In an Op-Ed column in this morning’s New York Times entitled Stop the Leaks, former Attorney General William P. Barr, former Deputy Attorney General Jamie S. Gorelick and former Assistant Attorney General for National Security and NAFUSA board member Kenneth L. Wainstein, published an Op-Ed joining the current debate over the disclosure that the Justice Department obtained the telephone records of Associated Press journalists, stating:
As former Justice Department officials who served in the three administrations preceding President Obama’s, we are worried that the criticism of the decision to subpoena telephone toll records of A.P. journalists in an important leak investigation sends the wrong message to the government officials who are responsible for our national security.
While neither we nor the critics know the circumstances behind the prosecutors’ decision to issue this subpoena, we do know from the government’s public disclosures that the prosecutors were right to investigate this leak vigorously.

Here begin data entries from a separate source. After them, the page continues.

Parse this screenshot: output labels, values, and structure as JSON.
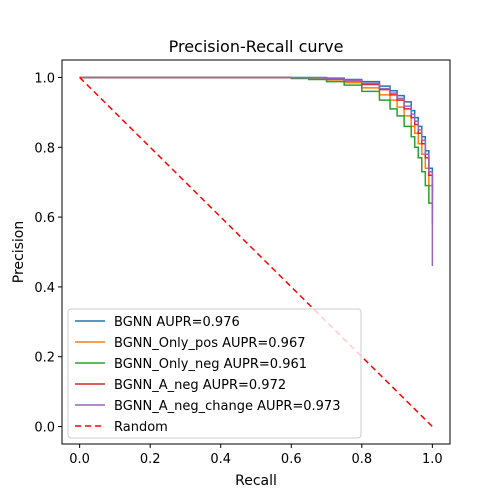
{
  "chart_data": {
    "type": "line",
    "title": "Precision-Recall curve",
    "xlabel": "Recall",
    "ylabel": "Precision",
    "xlim": [
      -0.05,
      1.05
    ],
    "ylim": [
      -0.05,
      1.05
    ],
    "xticks": [
      "0.0",
      "0.2",
      "0.4",
      "0.6",
      "0.8",
      "1.0"
    ],
    "yticks": [
      "0.0",
      "0.2",
      "0.4",
      "0.6",
      "0.8",
      "1.0"
    ],
    "grid": false,
    "legend_position": "lower-left",
    "series": [
      {
        "name": "BGNN AUPR=0.976",
        "color": "#1f77b4",
        "style": "solid",
        "x": [
          0.0,
          0.5,
          0.6,
          0.7,
          0.75,
          0.8,
          0.85,
          0.88,
          0.9,
          0.92,
          0.94,
          0.95,
          0.96,
          0.97,
          0.98,
          0.99,
          1.0
        ],
        "y": [
          1.0,
          1.0,
          1.0,
          0.998,
          0.994,
          0.988,
          0.975,
          0.962,
          0.948,
          0.93,
          0.905,
          0.885,
          0.86,
          0.83,
          0.79,
          0.74,
          0.67
        ]
      },
      {
        "name": "BGNN_Only_pos AUPR=0.967",
        "color": "#ff7f0e",
        "style": "solid",
        "x": [
          0.0,
          0.5,
          0.6,
          0.65,
          0.7,
          0.75,
          0.8,
          0.85,
          0.88,
          0.9,
          0.92,
          0.94,
          0.95,
          0.96,
          0.97,
          0.98,
          0.99,
          1.0
        ],
        "y": [
          1.0,
          1.0,
          0.998,
          0.996,
          0.99,
          0.985,
          0.97,
          0.95,
          0.935,
          0.915,
          0.89,
          0.86,
          0.84,
          0.81,
          0.78,
          0.74,
          0.69,
          0.62
        ]
      },
      {
        "name": "BGNN_Only_neg AUPR=0.961",
        "color": "#2ca02c",
        "style": "solid",
        "x": [
          0.0,
          0.5,
          0.6,
          0.65,
          0.7,
          0.75,
          0.8,
          0.85,
          0.88,
          0.9,
          0.92,
          0.94,
          0.95,
          0.96,
          0.97,
          0.98,
          0.99,
          1.0
        ],
        "y": [
          1.0,
          1.0,
          0.997,
          0.994,
          0.988,
          0.978,
          0.96,
          0.935,
          0.91,
          0.89,
          0.86,
          0.83,
          0.8,
          0.77,
          0.73,
          0.69,
          0.64,
          0.58
        ]
      },
      {
        "name": "BGNN_A_neg AUPR=0.972",
        "color": "#d62728",
        "style": "solid",
        "x": [
          0.0,
          0.5,
          0.6,
          0.7,
          0.75,
          0.8,
          0.85,
          0.88,
          0.9,
          0.92,
          0.94,
          0.95,
          0.96,
          0.97,
          0.98,
          0.99,
          1.0
        ],
        "y": [
          1.0,
          1.0,
          0.999,
          0.995,
          0.99,
          0.98,
          0.965,
          0.95,
          0.935,
          0.91,
          0.885,
          0.865,
          0.84,
          0.81,
          0.77,
          0.72,
          0.65
        ]
      },
      {
        "name": "BGNN_A_neg_change AUPR=0.973",
        "color": "#9467bd",
        "style": "solid",
        "x": [
          0.0,
          0.5,
          0.6,
          0.7,
          0.75,
          0.8,
          0.85,
          0.88,
          0.9,
          0.92,
          0.94,
          0.95,
          0.96,
          0.97,
          0.98,
          0.99,
          1.0
        ],
        "y": [
          1.0,
          1.0,
          0.999,
          0.996,
          0.992,
          0.983,
          0.968,
          0.955,
          0.94,
          0.918,
          0.895,
          0.875,
          0.85,
          0.82,
          0.78,
          0.73,
          0.46
        ]
      },
      {
        "name": "Random",
        "color": "#ff0000",
        "style": "dashed",
        "x": [
          0.0,
          1.0
        ],
        "y": [
          1.0,
          0.0
        ]
      }
    ]
  }
}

The leak — which resulted in a May 2012 article by The A.P. about the disruption of a Yemen-based terrorist plot to bomb an airliner — significantly damaged our national security.
As for the process which led to a warrant for telephone toll log records for about 20 phone lines that the leaker might have used in conversations with A.P journalists, the former DOJ officials argued:
The decision was made at the highest levels of the Justice Department, under longstanding regulations that are well within the boundaries of the Constitution. Having participated in similar decisions, we know that they are made after careful deliberation, because the government does not lightly seek information about a reporter’s work. Along with the obligation to investigate and prosecute government employees who violate their duty to protect operational secrets, Justice Department officials recognize the need to minimize any intrusion into the operations of the free press.